Gabriela Lena FRANK (b. 1972)
Hilos (Threads) for clarinet, violin, cello and piano (2010) [27:19]
Danza de los Saqsampillos for two marimbas (2000/2006) [6:55]
Adagio para Amantaní for cello and piano (2007) [9:43]
Quijotadas for string quartet (2007) [22:45]
Gabriela Lena Frank (piano)
ALIAS Chamber Ensemble
rec. 22-23 May and 1-2 August, 2010, Turner Recital Hall, Vanderbilt University, Nashville, Tennessee, USA
NAXOS 8.559645 [66:41]
Gabriela Lena Frank is a pianist-composer with fascinating ethnic roots, and she explores that heritage in much of her music. Her parents are from Peru and Lithuania and she’s of Jewish descent. The mixture makes for a unique blend, of which the single biggest component is Peru’s native folk-musical styles and rhythms. The centerpiece of the CD is a half-hour chamber work, Hilos (Threads), the threads of which are (one imagines) the four instruments, which appear together and in nearly every available combination of two.
Thus in the first movement of Hilos we get all four instruments together — piano, violin, cello, clarinet — which is reduced to clarinet with a very characterful pizzicato cello in the second dance and a rhapsodic violin solo urged on by piano in the third. The music is all richly evocative of Peruvian folk-dance, with stamping rhythms and impressive virtuosity required. There is melody, but not in the western sense. Readers here are not likely to whistle Hilos, except maybe the toe-tapping “Juegos” for violin, cello, and clarinet. The musical language has impressive internal logic. And a lot of this is pure pleasure, too, like the almost jazzy piano trills in the final movement. I’ve listened repeatedly with great pleasure: the tribes of Peru might not have heard anything quite like this - unless the sidelong glance at Stravinsky in the fourth dance is a happy coincidence - but they and we ought to be happy to.
The Danza de los Saqsampillos might be the easiest work to like on the program: arranged for two marimbas from a two-piano original, it’s a very catchy dance that really realizes the sound potential of the instruments. I’m not sure I’d enjoy it as much on piano, not without the back-and-forth between the dueling marimba players and the evocative sounds the instrument conjures up.
The Adagio para Amantaní is a much more withdrawn, introspective work, and though it’s scored for cello and piano they take turns in their laments; if they play together at all it is only for a few seconds. I should note that, according to Gabriela Lena Frank’s wonderful booklet note, Amantaní is an island: “Situated in the middle of Lake Titicaca between Perú and Bolivia, the island is both beautiful and frighteningly barren, and its inhabitants depend on one another deeply in order to survive the cold and arid climate.”

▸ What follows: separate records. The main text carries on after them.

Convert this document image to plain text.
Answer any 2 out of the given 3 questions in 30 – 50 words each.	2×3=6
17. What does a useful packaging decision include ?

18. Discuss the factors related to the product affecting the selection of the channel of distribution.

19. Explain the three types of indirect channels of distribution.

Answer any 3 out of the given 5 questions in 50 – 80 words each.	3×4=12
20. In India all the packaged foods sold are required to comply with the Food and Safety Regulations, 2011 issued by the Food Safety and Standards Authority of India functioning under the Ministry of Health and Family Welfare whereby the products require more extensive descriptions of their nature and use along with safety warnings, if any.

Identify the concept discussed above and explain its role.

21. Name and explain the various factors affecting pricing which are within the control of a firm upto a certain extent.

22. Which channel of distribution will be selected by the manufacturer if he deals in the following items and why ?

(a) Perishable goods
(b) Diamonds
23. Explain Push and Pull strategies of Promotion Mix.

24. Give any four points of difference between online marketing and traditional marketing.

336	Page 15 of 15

The disc then concludes with Quijotadas, a suite for string quartet based on the Don Quixote: there’s a tripping, lively seguidilla at the beginning (adventures at the inn?), a portrait of the Don’s descent into madness, and another descent portrait, of his entry into the cave, a movement which has a suitably ghostly and mysterious conclusion. The best parts of the quartet - including that outstanding seguidilla - are really terrific, though I wouldn’t rate this as highly as the Danza or Hilos.
That is, however, very high indeed. This is wonderful music, and whether you call it “American” music, or “Latin-American” music, or folk-inspired, or whatever, Gabriela Lena Frank has a distinctive, interesting voice, and she writes extremely well-crafted music that’s a great pleasure to hear. Her piano contributions here are very good, the ALIAS Chamber Ensemble is up to all of Frank’s technical demands and complex rhythms - listen to the exquisite pizzicatos in the seguidilla - and the recorded sound is exemplary. What more can I say? This is a release to be excited about.
When this CD is loaded into a computer, the Gracenote database identifies its genre as “rock.” I’d object but, hey, Danza de los Saqsampillos rocks.
Brian Reinhart
Extremely well-crafted music that’s a great pleasure to hear. Peruvian folk rhythms, but don’t pigeonhole this as “ethnic”.